How does automation affect investor performance?

Research indicates that automation significantly reduces bad investor outcomes and promotes consistency. For instance, investors in allocation funds, particularly target date funds, experience the fewest frictions related to their transactions, leading to better overall returns compared to those who self-manage their allocations. The data shows that automated investments result in a narrower performance gap, with allocation funds showing almost no gap compared to a gap of 1.2 percentage points in other fund types.

What are the main benefits of using target date funds?

Target date funds exemplify the advantages of automation in investing.
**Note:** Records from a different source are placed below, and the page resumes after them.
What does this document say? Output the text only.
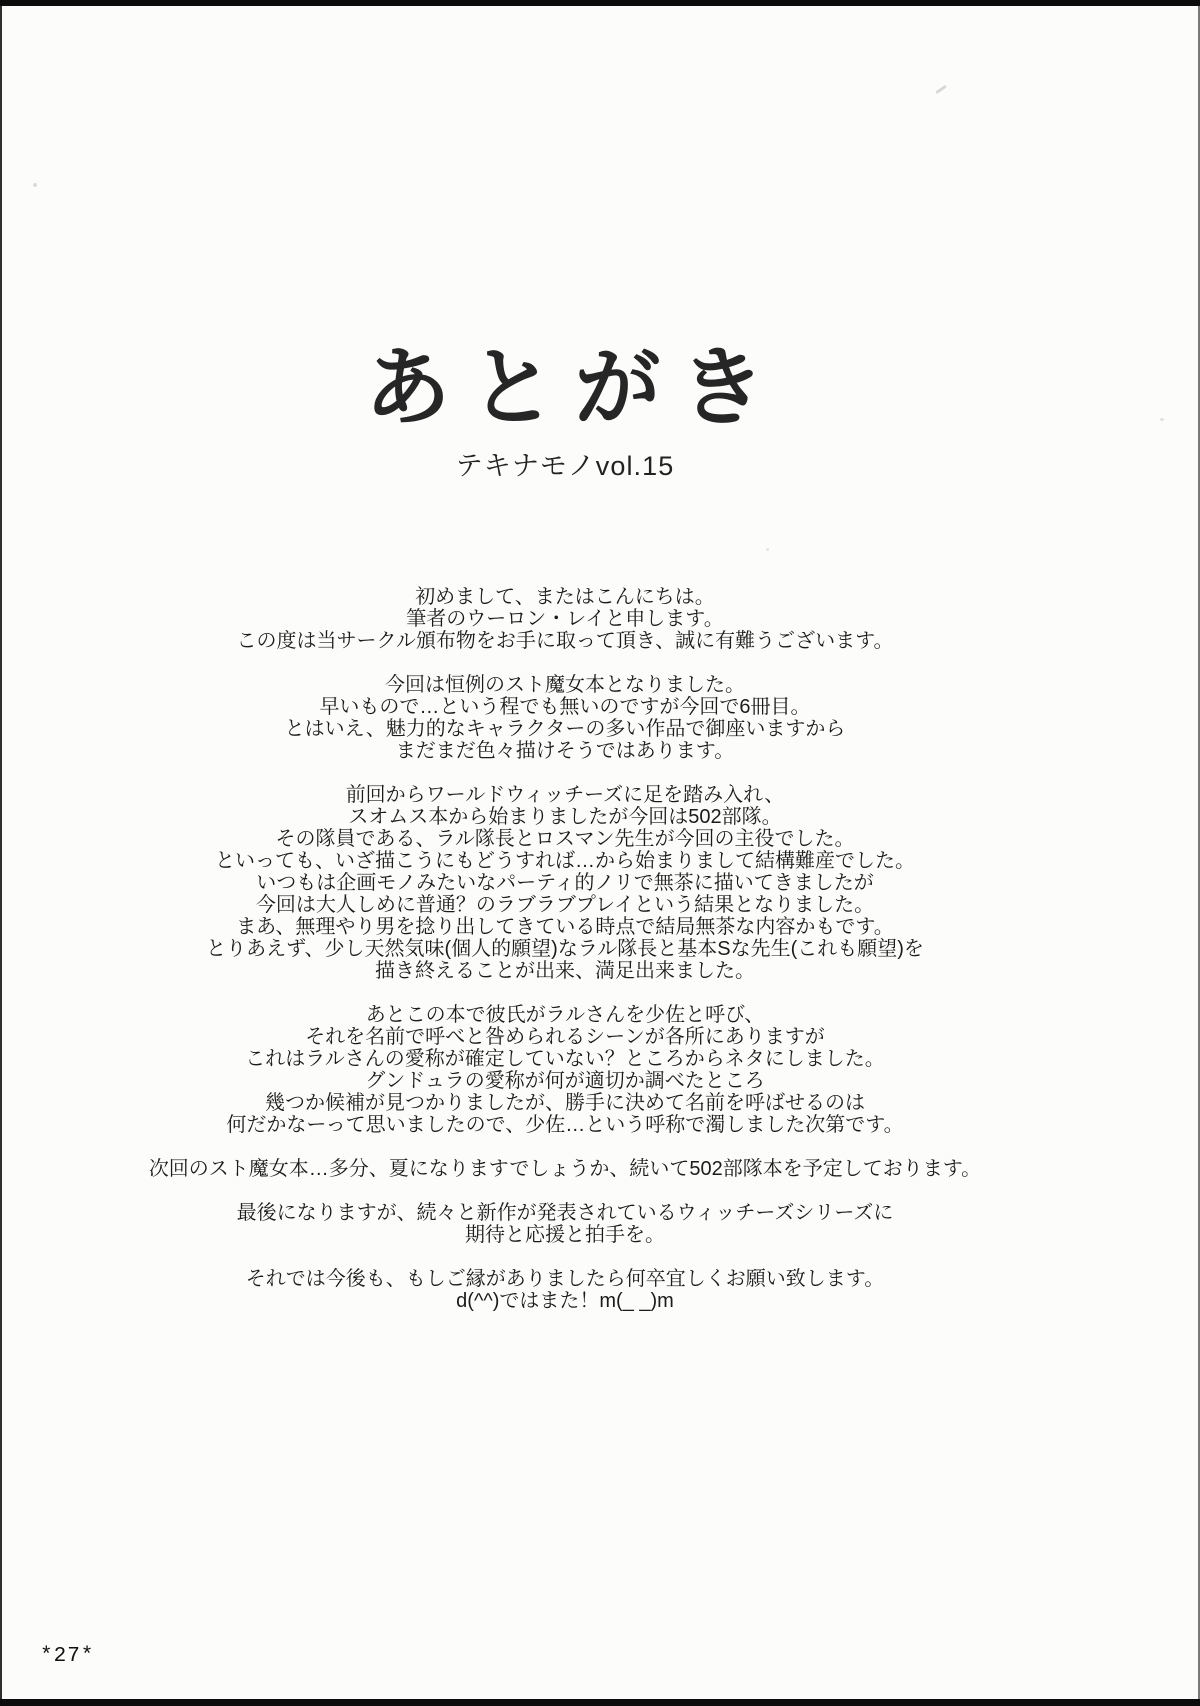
あとがき
テキナモノvol.15
初めまして、またはこんにちは。
筆者のウーロン・レイと申します。
この度は当サークル頒布物をお手に取って頂き、誠に有難うございます。
今回は恒例のスト魔女本となりました。
早いもので…という程でも無いのですが今回で6冊目。
とはいえ、魅力的なキャラクターの多い作品で御座いますから
まだまだ色々描けそうではあります。
前回からワールドウィッチーズに足を踏み入れ、
スオムス本から始まりましたが今回は502部隊。
その隊員である、ラル隊長とロスマン先生が今回の主役でした。
といっても、いざ描こうにもどうすれば…から始まりまして結構難産でした。
いつもは企画モノみたいなパーティ的ノリで無茶に描いてきましたが
今回は大人しめに普通？のラブラブプレイという結果となりました。
まあ、無理やり男を捻り出してきている時点で結局無茶な内容かもです。
とりあえず、少し天然気味(個人的願望)なラル隊長と基本Sな先生(これも願望)を
描き終えることが出来、満足出来ました。
あとこの本で彼氏がラルさんを少佐と呼び、
それを名前で呼べと咎められるシーンが各所にありますが
これはラルさんの愛称が確定していない？ところからネタにしました。
グンドュラの愛称が何が適切か調べたところ
幾つか候補が見つかりましたが、勝手に決めて名前を呼ばせるのは
何だかなーって思いましたので、少佐…という呼称で濁しました次第です。
次回のスト魔女本…多分、夏になりますでしょうか、続いて502部隊本を予定しております。
最後になりますが、続々と新作が発表されているウィッチーズシリーズに
期待と応援と拍手を。
それでは今後も、もしご縁がありましたら何卒宜しくお願い致します。
d(^^)ではまた！m(_ _)m
*27*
They are commonly defaulted into by participants, allowing for regular payroll deductions, which keeps investors consistently contributing without the stress of market timing. This mechanical approach helps investors avoid the emotional pitfalls that come with market fluctuations and ensures that they capture their funds' total returns effectively.

How prevalent is the adoption of automation in retirement plans?

The adoption of automation features like auto enrollment and auto escalation has become widespread across retirement plans. According to recent studies, around 61% of plans offer auto enrollment, with a significant number also incorporating auto escalation. This widespread adoption reflects a growing recognition of the benefits that automation can provide in helping individuals accumulate wealth over time.

What demographic groups benefit most from automated investing?

While the podcast does not delve deeply into specific demographic impacts, it suggests that automation broadly benefits all participants in retirement plans by simplifying the investment process. By ensuring that individuals are automatically enrolled and contributing to their plans, automation helps prevent common issues such as leaving funds in cash, which could lead to missed growth opportunities.